The Humboldt University in Berlin is one of six locations nationwide where Ukrainian university entrance tests will be held between July 22nd and October 3rd of this year – based on standardized examination tasks from Ukraine. There, students traditionally learn up to the 11th grade, and those who want to study have to take an external state examination.

This “External Independent Assessment” is organized by the Ukrainian Center for Assessment of Educational Quality. According to the information portal on foreign educational qualifications anabin of the Conference of Ministers of Education and Cultural Affairs (KMK), general education subjects are tested that are relevant to the desired field of study. From this year, according to anabin, the exam should be taken as a “national multi-subject test”.

Young people who are unable to take part in the Ukraine due to their flight but are aiming to study at home can now do so by taking online exams at the six German locations. In addition to the HU in Berlin, these are the universities in Frankfurt am Main, Hamburg, Cologne and Leipzig as well as the “Gorod” cultural center in Munich.
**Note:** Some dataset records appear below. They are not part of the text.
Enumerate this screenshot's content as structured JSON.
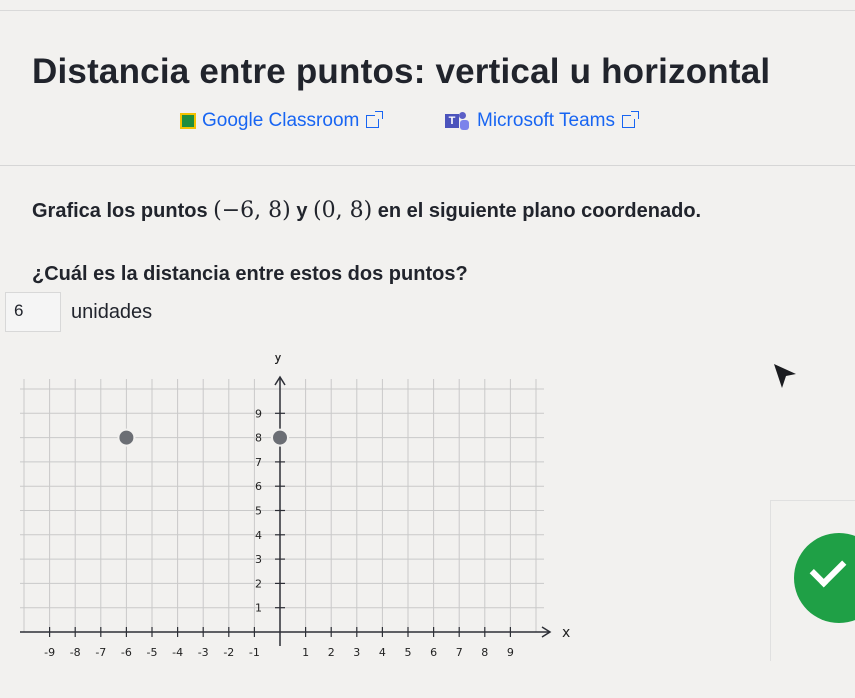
{
  "title": "Distancia entre puntos: vertical u horizontal",
  "integrations": {
    "google_classroom": "Google Classroom",
    "microsoft_teams": "Microsoft Teams"
  },
  "problem": {
    "prompt_prefix": "Grafica los puntos",
    "point1": "(−6, 8)",
    "conj": "y",
    "point2": "(0, 8)",
    "prompt_suffix": "en el siguiente plano coordenado.",
    "question": "¿Cuál es la distancia entre estos dos puntos?",
    "answer_value": "6",
    "unit_label": "unidades"
  },
  "graph": {
    "x_axis_label": "x",
    "y_axis_label": "y",
    "x_range": [
      -10,
      10
    ],
    "y_range": [
      0,
      10
    ],
    "x_tick_labels": [
      -9,
      -8,
      -7,
      -6,
      -5,
      -4,
      -3,
      -2,
      -1,
      1,
      2,
      3,
      4,
      5,
      6,
      7,
      8,
      9
    ],
    "y_tick_labels": [
      1,
      2,
      3,
      4,
      5,
      6,
      7,
      8,
      9
    ],
    "points": [
      {
        "x": -6,
        "y": 8
      },
      {
        "x": 0,
        "y": 8
      }
    ],
    "colors": {
      "grid": "#c9c9c9",
      "axis": "#2d2f36",
      "point": "#6b6e74"
    }
  },
  "status": {
    "check_color": "#1fa046"
  }
}
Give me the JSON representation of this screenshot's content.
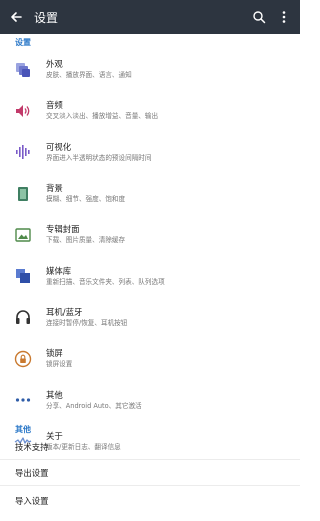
{
  "appbar": {
    "title": "设置",
    "back_icon": "arrow-left-icon",
    "search_icon": "search-icon",
    "more_icon": "more-vertical-icon"
  },
  "sections": {
    "settings_header": "设置",
    "other_header": "其他"
  },
  "items": [
    {
      "title": "外观",
      "subtitle": "皮肤、播放界面、语言、通知",
      "icon": "appearance-icon"
    },
    {
      "title": "音频",
      "subtitle": "交叉淡入淡出、播放增益、音量、输出",
      "icon": "audio-icon"
    },
    {
      "title": "可视化",
      "subtitle": "界面进入半透明状态的预设间隔时间",
      "icon": "visualizer-icon"
    },
    {
      "title": "背景",
      "subtitle": "模糊、细节、强度、饱和度",
      "icon": "background-icon"
    },
    {
      "title": "专辑封面",
      "subtitle": "下载、图片质量、清除缓存",
      "icon": "album-art-icon"
    },
    {
      "title": "媒体库",
      "subtitle": "重新扫描、音乐文件夹、列表、队列选项",
      "icon": "library-icon"
    },
    {
      "title": "耳机/蓝牙",
      "subtitle": "连接时暂停/恢复、耳机按钮",
      "icon": "headphones-icon"
    },
    {
      "title": "锁屏",
      "subtitle": "锁屏设置",
      "icon": "lock-icon"
    },
    {
      "title": "其他",
      "subtitle": "分享、Android Auto、其它激活",
      "icon": "more-horizontal-icon"
    },
    {
      "title": "关于",
      "subtitle": "版本/更新日志、翻译信息",
      "icon": "about-wave-icon"
    }
  ],
  "other_items": [
    {
      "label": "技术支持"
    },
    {
      "label": "导出设置"
    },
    {
      "label": "导入设置"
    }
  ],
  "colors": {
    "appbar": "#2d3540",
    "accent": "#2b78c8"
  }
}
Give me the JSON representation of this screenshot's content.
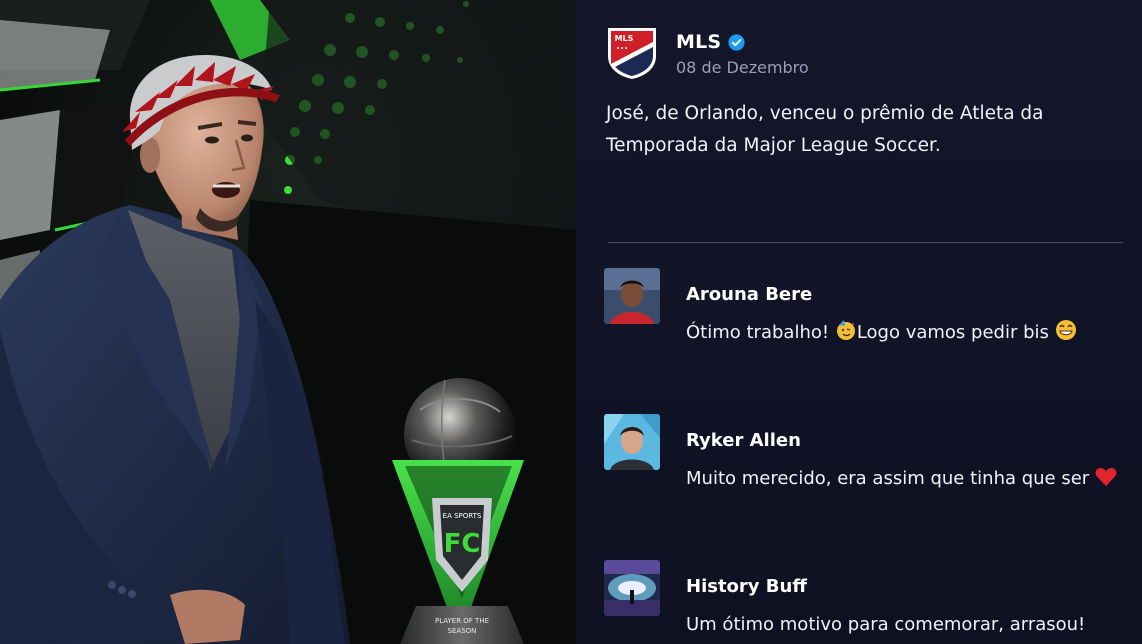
{
  "post": {
    "author": "MLS",
    "verified_icon": "verified-check-icon",
    "date": "08 de Dezembro",
    "text": "José, de Orlando, venceu o prêmio de Atleta da Temporada da Major League Soccer.",
    "logo_text": "MLS",
    "brand_colors": {
      "mls_red": "#d11f2a",
      "mls_navy": "#1b2a55",
      "verified_blue": "#1d9bf0"
    }
  },
  "scene": {
    "trophy_top_text": "EA SPORTS",
    "trophy_plate_text": "PLAYER OF THE SEASON",
    "accent_green": "#3ddc3a"
  },
  "comments": [
    {
      "name": "Arouna Bere",
      "text_before": "Ótimo trabalho! ",
      "emoji_mid": "partying-face-emoji",
      "text_after": "Logo vamos pedir bis ",
      "emoji_end": "grinning-face-emoji"
    },
    {
      "name": "Ryker Allen",
      "text": "Muito merecido, era assim que tinha que ser ",
      "emoji_end": "red-heart-emoji"
    },
    {
      "name": "History Buff",
      "text": "Um ótimo motivo para comemorar, arrasou!"
    }
  ]
}
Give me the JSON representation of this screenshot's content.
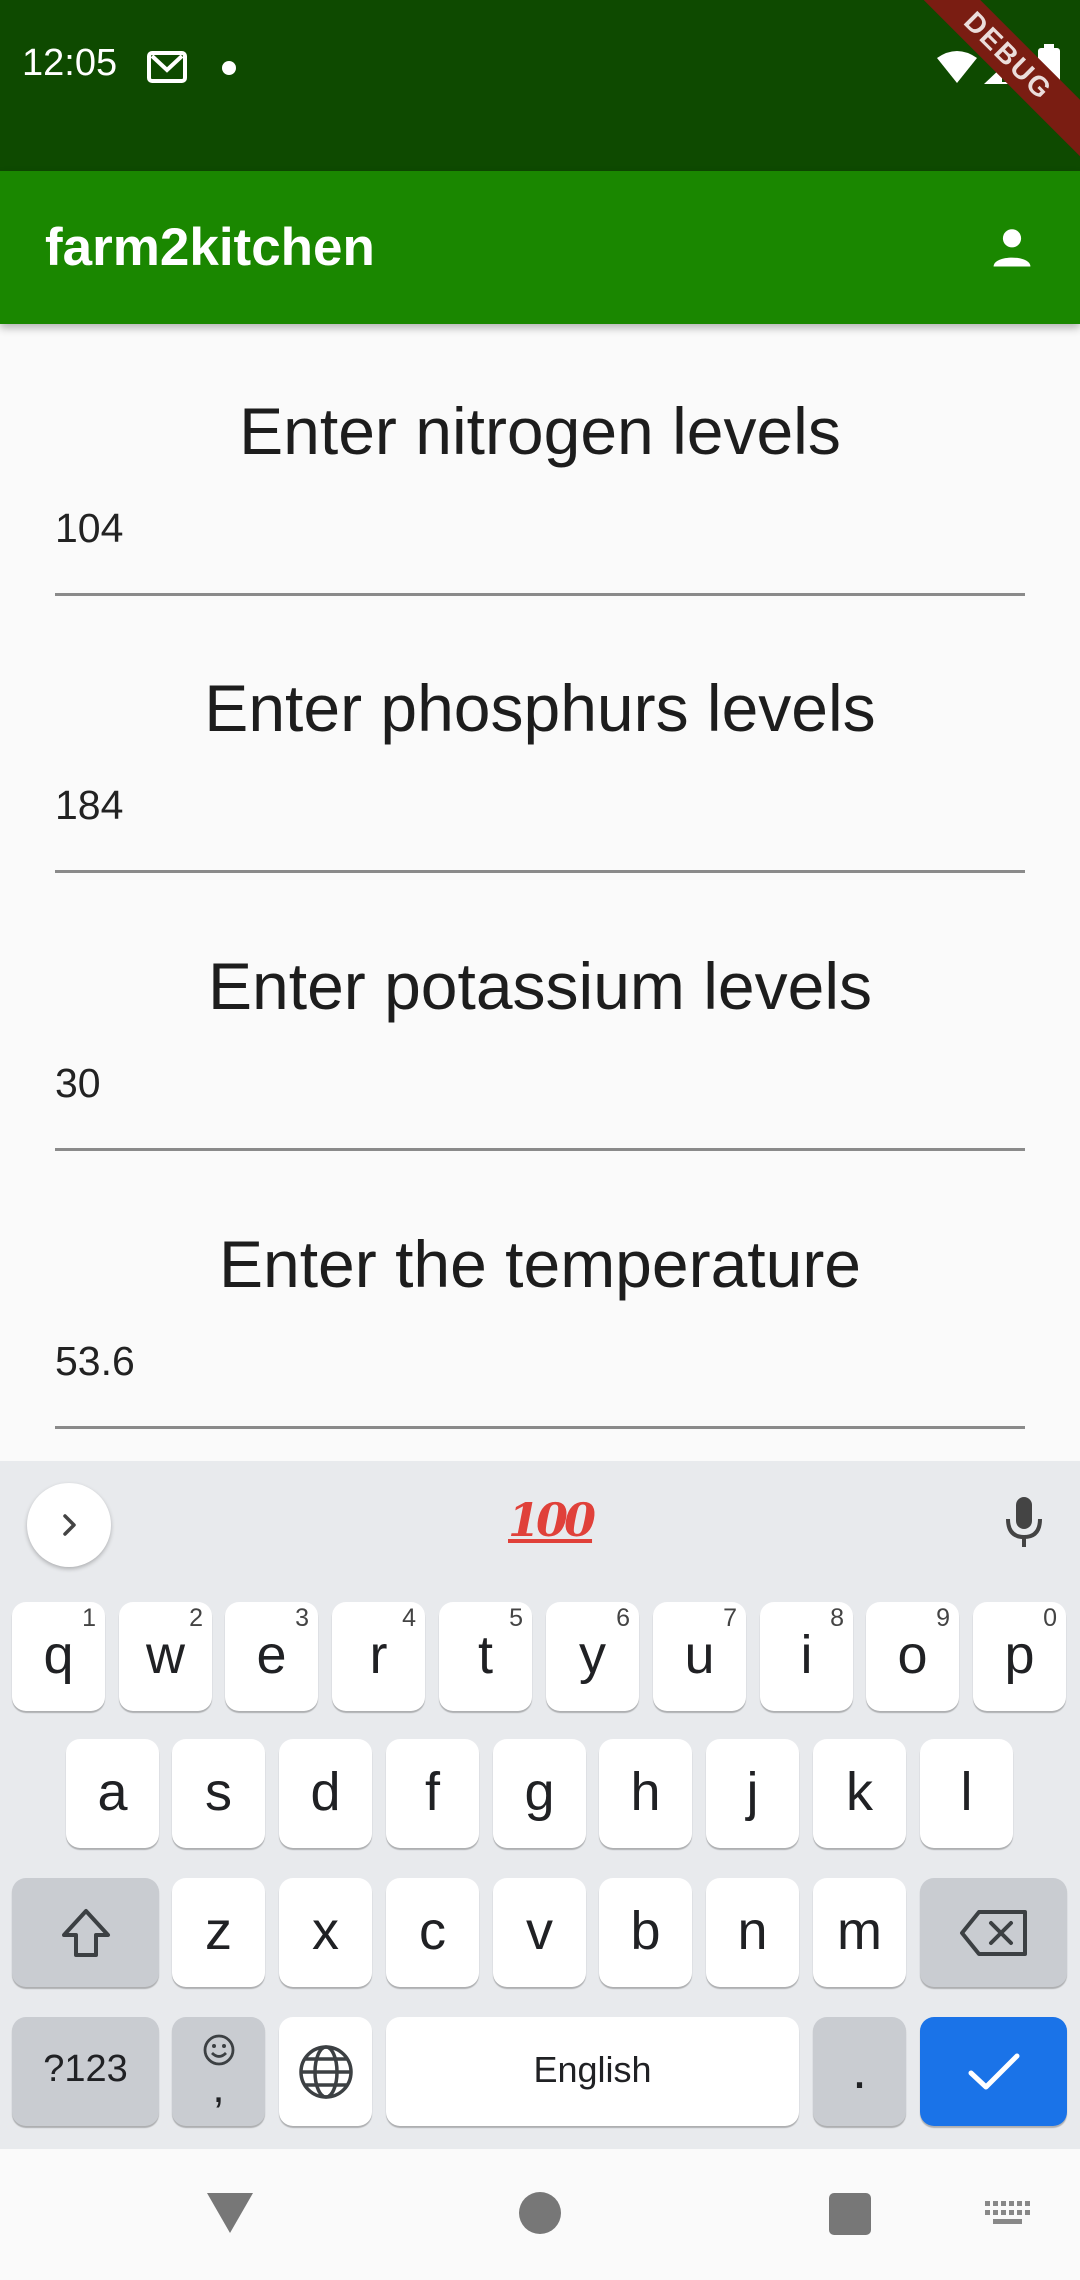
{
  "status_bar": {
    "time": "12:05",
    "debug_label": "DEBUG",
    "icons": [
      "gmail-icon",
      "notification-dot-icon",
      "wifi-icon",
      "signal-icon",
      "battery-icon"
    ]
  },
  "app_bar": {
    "title": "farm2kitchen",
    "color": "#1a8700",
    "status_color": "#0e4a00",
    "action_icon": "account-icon"
  },
  "form": {
    "fields": [
      {
        "label": "Enter nitrogen levels",
        "value": "104"
      },
      {
        "label": "Enter phosphurs levels",
        "value": "184"
      },
      {
        "label": "Enter potassium levels",
        "value": "30"
      },
      {
        "label": "Enter the temperature",
        "value": "53.6"
      }
    ]
  },
  "keyboard": {
    "suggestion_emoji": "100",
    "row1": [
      {
        "key": "q",
        "hint": "1"
      },
      {
        "key": "w",
        "hint": "2"
      },
      {
        "key": "e",
        "hint": "3"
      },
      {
        "key": "r",
        "hint": "4"
      },
      {
        "key": "t",
        "hint": "5"
      },
      {
        "key": "y",
        "hint": "6"
      },
      {
        "key": "u",
        "hint": "7"
      },
      {
        "key": "i",
        "hint": "8"
      },
      {
        "key": "o",
        "hint": "9"
      },
      {
        "key": "p",
        "hint": "0"
      }
    ],
    "row2": [
      "a",
      "s",
      "d",
      "f",
      "g",
      "h",
      "j",
      "k",
      "l"
    ],
    "row3": [
      "z",
      "x",
      "c",
      "v",
      "b",
      "n",
      "m"
    ],
    "symbols_label": "?123",
    "comma_label": ",",
    "space_label": "English",
    "period_label": ".",
    "done_color": "#1a73e8"
  }
}
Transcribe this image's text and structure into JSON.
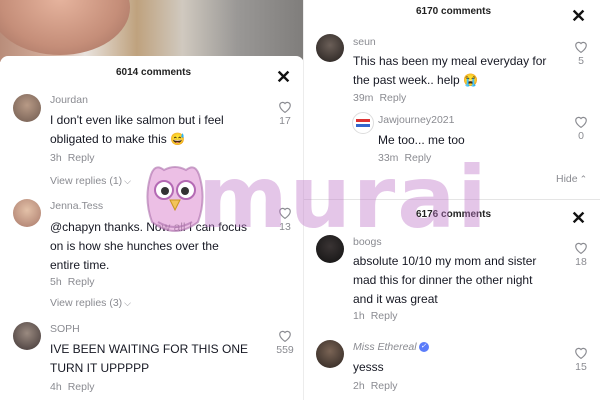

In view of the suffering that the Russian war of aggression has brought to Ukraine and the people there, it is “all the more impressive how many young Ukrainians are preparing for studies in their homeland and thus for their future,” said Federal Education Minister Bettina Stark-Watzinger (FDP) on Thursday.

The Ukrainian Minister of Education, Serhiy Shkarlet, approached her with a request to set up examination centers in Germany. At the same time, examination centers are to be set up in all European countries where refugees from Ukraine live. The background to this is Ukraine’s expectation that the vast majority of refugee children and young people will return to their homeland.

Minister Shkarlet made that clear on May 10 in a video call with his counterpart Stark-Watzinger. According to a statement by the BMBF, the KMK and the German Rectors’ Conference (HRK), Ukrainian and German authorities are currently expecting around 5,500 test participants at the six locations. The HRK took over the search for the right universities.

The locations must have sufficient free computer workstations with an Internet connection and language-savvy staff who, for example, should verify the identity of the examinees and supervise them during the tests. HRK President Peter-André Alt explained that the fact that even more universities than those selected were willing to do so is “a strong sign of solidarity” on the part of the German university system.

KMK President Karin Prien (CDU) emphasized that the test offer to young Ukrainians would avoid “breaks in their educational biography”. In this way one could contribute to “mitigating the consequences of the war, at least in the field of education”.

When starting a course of study in Germany, the central test does not directly help Ukrainian school graduates. Even after passing the “External Independent Assessment” or the “National Multiple Subject Test”, the completion of the 11th grade is not recognized as equivalent to the German Abitur. The young people have to complete the preparatory course at a German university or a so-called assessment test.

Only those who, after the 11th grade and the central national examination, can prove that they have already studied for the first time in Ukraine have a chance of direct university admission in Germany. After a successful application for a regular place at university, you can now also receive BAföG. The federal government opened this to refugees from the Ukraine on June 1st.

But young people seeking refuge who are studying online in Ukraine, or those who are guest or exchange students at German universities are also entitled to social benefits: They can receive benefits under the Social Security Code (SGB) II.